Bills tight end MarQueis Gray resides in the Minneapolis area and was informed of Mackenzie's situation by his wife Alley, who stumbled upon to the Facebook post just hours before the event. While they didn't personally know the Moretter family, MarQueis and his wife took it upon themselves to go out and support Mackenzie on her special day. Once Gray arrived to the local park where the event was held, he was stunned by the outpouring of love and support that the community demonstrated.
"There were tables full of gifts from all the kids that came," said Gray. "There were so many kids crowded around Mackenzie and she was having the time of her life. I was able to meet her dad and we interacted for a bit. He went and got Mackenzie so that we could take a picture together. I told Mackenzie how proud I was of her and that I was there to support her."
Photos of Bills TE and quarterback-at-heart MarQuies Gray.
Also at the party was Minnesota Vikings wide receiver Charles Johnson, who happened to play with Gray in Cleveland throughout the majority of the 2013 season. Gray had no idea that his former teammate and good friend would be there to support Mackenzie.
"It was great to see him," said Gray. "Some people see us (NFL players) as the opposite of who we are so it's great to represent our families, our team, and the whole NFL in a positive manner."
A former quarterback for head coach Jerry Kill at the University of Minnesota, Gray established himself as a leader with strong core values.
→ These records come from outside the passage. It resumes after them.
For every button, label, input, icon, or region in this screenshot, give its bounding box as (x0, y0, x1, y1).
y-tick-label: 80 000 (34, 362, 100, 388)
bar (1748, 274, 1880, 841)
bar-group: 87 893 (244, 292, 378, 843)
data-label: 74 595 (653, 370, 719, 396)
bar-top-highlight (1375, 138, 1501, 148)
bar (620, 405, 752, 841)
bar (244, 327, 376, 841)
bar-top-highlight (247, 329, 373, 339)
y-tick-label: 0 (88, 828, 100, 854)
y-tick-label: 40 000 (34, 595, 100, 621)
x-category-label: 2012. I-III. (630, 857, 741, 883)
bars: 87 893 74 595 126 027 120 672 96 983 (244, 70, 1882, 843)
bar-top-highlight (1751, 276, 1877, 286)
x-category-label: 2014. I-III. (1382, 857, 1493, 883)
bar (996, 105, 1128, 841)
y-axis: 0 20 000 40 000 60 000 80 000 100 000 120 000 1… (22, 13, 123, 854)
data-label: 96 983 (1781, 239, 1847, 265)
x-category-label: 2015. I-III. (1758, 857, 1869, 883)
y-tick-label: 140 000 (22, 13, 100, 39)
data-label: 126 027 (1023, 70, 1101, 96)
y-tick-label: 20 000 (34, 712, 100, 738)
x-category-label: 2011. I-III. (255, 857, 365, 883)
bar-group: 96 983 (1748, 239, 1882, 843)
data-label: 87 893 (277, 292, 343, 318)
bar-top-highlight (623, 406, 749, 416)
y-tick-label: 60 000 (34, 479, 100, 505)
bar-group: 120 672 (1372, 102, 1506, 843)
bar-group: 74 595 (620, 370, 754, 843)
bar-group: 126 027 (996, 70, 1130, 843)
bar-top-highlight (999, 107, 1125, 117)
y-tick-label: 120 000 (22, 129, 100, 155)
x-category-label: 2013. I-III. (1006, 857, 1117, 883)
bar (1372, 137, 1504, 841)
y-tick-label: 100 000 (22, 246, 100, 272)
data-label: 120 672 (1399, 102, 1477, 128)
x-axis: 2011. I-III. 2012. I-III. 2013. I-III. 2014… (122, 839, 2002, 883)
When coach Kill heard that his former signal caller attended Mackenzie's party, he wasn't the least bit shocked.
"I would like to tell you that it surprises me, but it doesn't," said Kill. "That is the way MarQueis has been since the day I met him. He is a very giving person. A great father, husband, and a great role model."
Gray is beyond grateful to have an opportunity that allows him to make a positive impact on others. Humbled by his situation, the 25-year-old will never forget his younger days when he had the chance to meet NFL players that he admired so much.
"I can't even put it into words," admitted Gray. "I was a kid once and I used to go to the Rod Woodson football camp and he used to have NFL guys come in and I looked forward to that every year. I still remember those guys who came and I just want to be able to make a difference in kids' lives so that when they grow up in the future they can look back and see that this does make a difference for them."